Location (season) | No. of samples classified as coming from the correct home port |
|
---|---|---|
Bilge | Swab | |
Baltimore | 4 | |
Busan | 4 | |
Charleston | 1 | 2 |
Duluth (fall) | 1 | |
Duluth (summer) | 2 | 1 |
Galveston | 1 | |
Green Bay (fall) | 1 | |
Green Bay (summer) | 2 | 2 |
Hong Kong | 5 | |
Keweenaw (summer) | 2 | 5 |
Los Angeles | 3 | |
Martigues | 1 | 2 |
Naples | 4 | |
New Orleans | 2 | 2 |
New York | 1 | |
Norfolk | 2 | |
Oakland | 4 | |
Rotterdam | 3 | |
Seattle | 2 | |
Singapore | 7 | |
Venice | 1 | 3 |
Wilhelmshaven | 5 | |
Totalb | 17/37 | 62/121 |
Our SourceTracker model suggests that the boat bacterial community has some level of similarity with the port water in which it spends most of its time.
Total shows the total number of correctly classified samples/total number of samples. The total percentages of correctly classified samples were 45.9% for bilge samples and 51.2% for swab samples.
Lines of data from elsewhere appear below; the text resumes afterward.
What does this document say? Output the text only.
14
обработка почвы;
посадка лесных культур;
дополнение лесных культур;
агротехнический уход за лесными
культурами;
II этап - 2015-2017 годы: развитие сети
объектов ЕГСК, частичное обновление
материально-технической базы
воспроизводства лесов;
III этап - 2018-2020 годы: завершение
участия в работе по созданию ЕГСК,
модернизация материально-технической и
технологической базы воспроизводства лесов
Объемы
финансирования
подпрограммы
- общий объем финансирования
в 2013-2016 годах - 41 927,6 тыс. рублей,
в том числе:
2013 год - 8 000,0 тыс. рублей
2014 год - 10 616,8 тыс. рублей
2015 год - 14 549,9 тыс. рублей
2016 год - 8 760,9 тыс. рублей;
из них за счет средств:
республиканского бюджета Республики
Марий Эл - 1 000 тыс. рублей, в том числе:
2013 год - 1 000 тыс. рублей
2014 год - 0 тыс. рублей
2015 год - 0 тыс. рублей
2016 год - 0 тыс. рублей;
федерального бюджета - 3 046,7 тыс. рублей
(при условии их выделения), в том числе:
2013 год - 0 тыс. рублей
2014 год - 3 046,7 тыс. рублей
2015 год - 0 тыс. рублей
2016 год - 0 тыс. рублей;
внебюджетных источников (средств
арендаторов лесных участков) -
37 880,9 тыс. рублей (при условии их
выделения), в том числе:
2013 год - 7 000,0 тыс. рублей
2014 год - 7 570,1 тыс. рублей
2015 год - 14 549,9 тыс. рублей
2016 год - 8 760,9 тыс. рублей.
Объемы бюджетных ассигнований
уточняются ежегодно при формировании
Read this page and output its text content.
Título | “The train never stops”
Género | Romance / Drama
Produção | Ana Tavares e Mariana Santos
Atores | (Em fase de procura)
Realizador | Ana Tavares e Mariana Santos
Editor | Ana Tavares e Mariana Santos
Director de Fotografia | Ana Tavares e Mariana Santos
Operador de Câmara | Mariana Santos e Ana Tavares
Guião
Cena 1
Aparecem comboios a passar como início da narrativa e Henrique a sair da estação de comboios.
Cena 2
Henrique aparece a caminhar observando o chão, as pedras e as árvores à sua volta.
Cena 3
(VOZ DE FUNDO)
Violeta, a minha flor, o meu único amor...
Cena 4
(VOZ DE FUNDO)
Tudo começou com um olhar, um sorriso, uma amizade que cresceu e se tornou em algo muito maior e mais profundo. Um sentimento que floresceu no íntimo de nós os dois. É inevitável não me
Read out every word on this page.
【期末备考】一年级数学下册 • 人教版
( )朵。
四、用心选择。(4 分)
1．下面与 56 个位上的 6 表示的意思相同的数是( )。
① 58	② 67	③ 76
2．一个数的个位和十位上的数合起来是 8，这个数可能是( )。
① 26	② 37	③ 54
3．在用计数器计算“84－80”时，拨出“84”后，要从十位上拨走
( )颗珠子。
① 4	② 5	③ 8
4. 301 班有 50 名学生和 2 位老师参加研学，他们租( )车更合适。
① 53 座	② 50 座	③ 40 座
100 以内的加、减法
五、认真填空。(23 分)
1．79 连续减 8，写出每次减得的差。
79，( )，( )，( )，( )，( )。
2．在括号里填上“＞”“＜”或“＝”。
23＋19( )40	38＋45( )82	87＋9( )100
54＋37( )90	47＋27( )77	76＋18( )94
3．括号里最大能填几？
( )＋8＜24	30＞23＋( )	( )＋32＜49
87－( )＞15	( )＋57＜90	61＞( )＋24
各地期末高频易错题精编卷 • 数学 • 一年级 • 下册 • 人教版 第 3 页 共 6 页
These results demonstrate that the amount of the port water community that is on these boats is highly variable. The microbial communities of some of our boats showed very high similarity to those of port water and/or the home port. Samples from Green Bay; Los Angeles; Baltimore, MD; New Orleans, LA; Singapore; Venice; Norfolk, VA; and Oakland showed >75% similarity of the boat microbial community to that of port water (Fig. 5). Additionally, some samples also showed >75% similarity to the community of the home port; these samples were from Green Bay, New Orleans, and Baltimore (Fig. 5). To confirm the accuracy of the SourceTracker model, we used the model to classify the port water samples on which we had trained the model. The SourceTracker model accurately classified, on average, 92% of the microbial community in the port water samples as being derived from water, suggesting that this model was accurate for classifying water communities. Interestingly, in most samples, there was a substantial amount of the boat microbial community that could not be classified as being derived from port water, and thus, between 3.19% and 99.9% of the boat microbial communities were classified as being derived from an unknown source. These results demonstrate that while the boat bacterial community may be influenced by the port water bacterial community, there are other factors that also contribute to shaping the boat bacterial community, which may not have been measured or controlled for in this study.
DISCUSSION
In this study, we compared similarities and differences in the bacterial communities of boats across 20 distinct locations worldwide. This study is among the largest global studies of boat-associated microbial diversity to date. Our goal was to determine the extent to which microbial communities from port water influence the microbial communities on boat surfaces and in bilge water.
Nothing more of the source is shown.